Au-delà des références classiques, le dépouillement est un état d’esprit que chacun peut cultiver au quotidien. C’est le plus souvent une démarche progressive, évolutive, sans qu’il soit nécessaire d’en passer par une résolution catégorique et définitive… Car trop de radicalité pourrait en réalité traduire la présence de l’ego.

Le dépouillement peut prendre bien des formes : il peut s’agir de se désencombrer, de jeter de vieux documents, de renoncer à une mauvaise habitude, d’éteindre la télévision, de prendre du recul ou de lâcher prise par rapport à une situation, de s’accorder quelques jours de vacances en solitaire, de prendre de la distance par rapport aux réseaux sociaux, de méditer, d’écrire, de se faire oublier, de renoncer à vouloir changer une situation…

Ces pratiques doivent permettre de créer un nouvel espace en soi, libre car non soumis à l’ego, favorable au développement de l’intuition. Renonçant à tout maîtriser, l’individu en voie de dépouillement se laisse traverser par ce qu’il ne connaît pas ; il s’ouvre aussi à ce qui le dépasse.

Sur le chemin du Tao,
chaque jour quelque chose est abandonné.

Tao Te King, 48

Toute Connaissance passe par une phase de dépouillement. Il s’agit de mettre nos passions à nu, d’affamer nos envies, de sacrifier nos attentes, de renoncer à nos certitudes. Cette mort symbolique annonce une renaissance spirituelle.

Au final, l’esprit du dépouillement est assez proche de celui de la méditation, même s’il peut se traduire par des actes concrets ou des résolutions menant à un nouveau style de vie, plus doux. C’est comprendre que nous ne possédons rien en ce monde, que rien ne nous est définitivement acquis puisque tout passe, puisque rien ne dure selon la grande loi de l’impermanence.

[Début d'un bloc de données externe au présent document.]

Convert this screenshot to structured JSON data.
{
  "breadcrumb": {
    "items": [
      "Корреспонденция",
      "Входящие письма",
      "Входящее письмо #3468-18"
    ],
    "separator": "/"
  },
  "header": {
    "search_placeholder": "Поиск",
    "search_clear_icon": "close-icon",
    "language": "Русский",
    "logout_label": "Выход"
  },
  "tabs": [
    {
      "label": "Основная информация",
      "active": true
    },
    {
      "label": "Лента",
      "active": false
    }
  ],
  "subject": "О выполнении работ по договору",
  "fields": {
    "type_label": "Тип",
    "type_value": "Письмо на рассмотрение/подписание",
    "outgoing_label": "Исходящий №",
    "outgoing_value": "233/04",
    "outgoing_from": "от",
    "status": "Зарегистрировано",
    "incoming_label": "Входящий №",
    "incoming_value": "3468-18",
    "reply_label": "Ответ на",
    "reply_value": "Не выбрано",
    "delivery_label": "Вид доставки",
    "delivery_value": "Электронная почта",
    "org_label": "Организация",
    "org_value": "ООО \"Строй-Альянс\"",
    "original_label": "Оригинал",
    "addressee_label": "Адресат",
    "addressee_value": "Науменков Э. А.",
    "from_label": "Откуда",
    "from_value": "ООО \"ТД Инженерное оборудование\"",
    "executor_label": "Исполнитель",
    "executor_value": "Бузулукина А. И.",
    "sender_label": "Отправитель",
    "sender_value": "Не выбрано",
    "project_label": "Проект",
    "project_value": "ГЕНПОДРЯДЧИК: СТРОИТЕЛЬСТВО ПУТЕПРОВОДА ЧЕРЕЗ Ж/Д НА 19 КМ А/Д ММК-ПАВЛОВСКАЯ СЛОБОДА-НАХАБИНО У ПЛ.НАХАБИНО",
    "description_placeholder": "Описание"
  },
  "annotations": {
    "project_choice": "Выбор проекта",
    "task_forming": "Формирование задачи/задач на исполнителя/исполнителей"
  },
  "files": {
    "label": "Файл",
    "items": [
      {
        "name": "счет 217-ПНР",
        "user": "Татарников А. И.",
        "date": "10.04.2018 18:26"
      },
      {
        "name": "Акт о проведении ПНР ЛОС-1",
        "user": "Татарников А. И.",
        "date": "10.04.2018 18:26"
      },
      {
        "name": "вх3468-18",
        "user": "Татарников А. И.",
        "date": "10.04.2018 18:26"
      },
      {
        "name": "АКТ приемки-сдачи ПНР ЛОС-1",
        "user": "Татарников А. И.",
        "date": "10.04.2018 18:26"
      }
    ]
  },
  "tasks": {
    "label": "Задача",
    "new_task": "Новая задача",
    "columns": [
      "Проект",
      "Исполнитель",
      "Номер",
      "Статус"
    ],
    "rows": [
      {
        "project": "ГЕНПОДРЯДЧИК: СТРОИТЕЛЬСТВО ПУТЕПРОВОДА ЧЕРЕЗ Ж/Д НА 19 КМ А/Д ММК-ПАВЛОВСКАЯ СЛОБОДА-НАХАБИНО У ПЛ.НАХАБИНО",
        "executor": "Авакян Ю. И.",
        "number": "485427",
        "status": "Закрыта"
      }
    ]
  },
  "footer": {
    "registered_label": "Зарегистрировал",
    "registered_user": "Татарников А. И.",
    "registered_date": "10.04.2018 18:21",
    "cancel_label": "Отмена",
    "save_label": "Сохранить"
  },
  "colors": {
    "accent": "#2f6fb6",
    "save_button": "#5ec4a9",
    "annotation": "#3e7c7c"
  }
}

Se dépouiller, c’est donc rompre toutes les illusions dues à notre individualité.

Le dépouillement débouche sur la paix intérieure, la patience et la sagesse, mais aussi sur des rapports humains plus sains et plus harmonieux.

Regardez les oiseaux du ciel : ils ne sèment ni ne moissonnent, et ils n’amassent rien dans des greniers ; et votre Père céleste les nourrit.
Matthieu 6, 26

Pour aller plus loin :

Couverture les Essentiels de la Spiritualité Adrien Choeur

Qu’est-ce que la spiritualité ? Quel est le but à atteindre ? En quoi consiste la méthode spirituelle ? Quel lien avec la philosophie ?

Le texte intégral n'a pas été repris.